Pernah makan disebuah warung dan disuguhi minuman menggunakan gelas berwarna-warni namun ukurannya sama?
Manusia itu ibarat seperti gelas warna-warni. Bentuknya sama, hanya kadang ukuran serta bentuk fisiknya berbeda. Seperti gelas yang ketika diisi dengan air putih saja, hanya dihargai 500 rupiah atau bahkan gratis. Kalau diisi dengan es teh, harganya naik menjadi 2000 atau 3000 rupiah. Diisi dengan coklat panas, harganya naik semkain tinggi 5000 rupiah. Begitu seterusnya.
Ibarat gelas, manusia pun sama. Manusia dinilai dari seperti apa isi dalam dirinya. Seperti apa akhlak yang keluar dari diri seseorang, maka seperti itulah nilainya.

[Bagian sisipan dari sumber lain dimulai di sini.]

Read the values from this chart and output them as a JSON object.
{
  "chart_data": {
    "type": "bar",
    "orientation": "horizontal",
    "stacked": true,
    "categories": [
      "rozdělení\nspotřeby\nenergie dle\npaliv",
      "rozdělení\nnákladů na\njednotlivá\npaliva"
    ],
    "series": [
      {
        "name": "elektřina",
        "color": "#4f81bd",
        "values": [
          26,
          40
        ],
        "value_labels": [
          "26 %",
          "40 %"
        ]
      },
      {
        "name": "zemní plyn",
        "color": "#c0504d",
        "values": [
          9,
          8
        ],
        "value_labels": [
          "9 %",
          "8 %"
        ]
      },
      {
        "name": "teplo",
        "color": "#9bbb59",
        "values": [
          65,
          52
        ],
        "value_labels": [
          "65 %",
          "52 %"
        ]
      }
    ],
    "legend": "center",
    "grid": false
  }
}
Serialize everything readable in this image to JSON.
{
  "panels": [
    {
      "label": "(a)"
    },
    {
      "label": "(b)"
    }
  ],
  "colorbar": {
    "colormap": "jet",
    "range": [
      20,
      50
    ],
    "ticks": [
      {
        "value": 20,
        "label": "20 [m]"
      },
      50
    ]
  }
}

Ada manusia yang lebih memilih untuk mengisi dirinya dengan sedikit ilmu namun memperkaya diri dengan harta. Ini seperti gelas dari perak penuh ukiran namun isinya air putih. Itupun hanya setengah.
Ada manusia yang lebih memilih mempercantik penampilan fisik dari pada ilmu, mereka ini seperti gelas keramik yang diukir namun tidak ada isinya. Hanya fisiknya saja ynag indah namun isinya kosong mlompong. Tapi ada manusia yang memilih untuk mengisi penuh dirinya dengan ilmu namun lupa bahwa penampilan secara fisiknya kacau. Ibarat gelas, dia ini seperti coklat panas dalam gelas yang retak. Tidak ada yang mau meminumnya, karena takut terluka bibirnya. Dan tentu saja ada jenis manusia yang terus berusaha mengisi dirinya dengan ilmu namun tetap memikirkan seperti apa kualitas fisiknya. Bagaimana dia dinilai oleh orang lain. Tujuannya agar apa yang ada dalam dirinya bisa dibagikan dengan mudah diterima.
Setiap kita tentu saja ingin menjadi golongan yang terakhir. Tidak ada manusia yang ingin menjadi gelas perak yang hanya berisi air putih atau gelas keramik yang isinya kosong. Ini tidak mudah. Tidak heran kalau banyak yang memilih berhenti dan berkata “Sudahlah, begini saja sudah cukup.”. Ini tentang pilihan. Pilihan untuk memilih seperti apa isi yang dari diri kita. Sebab nantinya isi ini yang akan kita pertanggungjawabkan kepada Allah. Gelasnya? Tentu saja kembali kepada asalnya.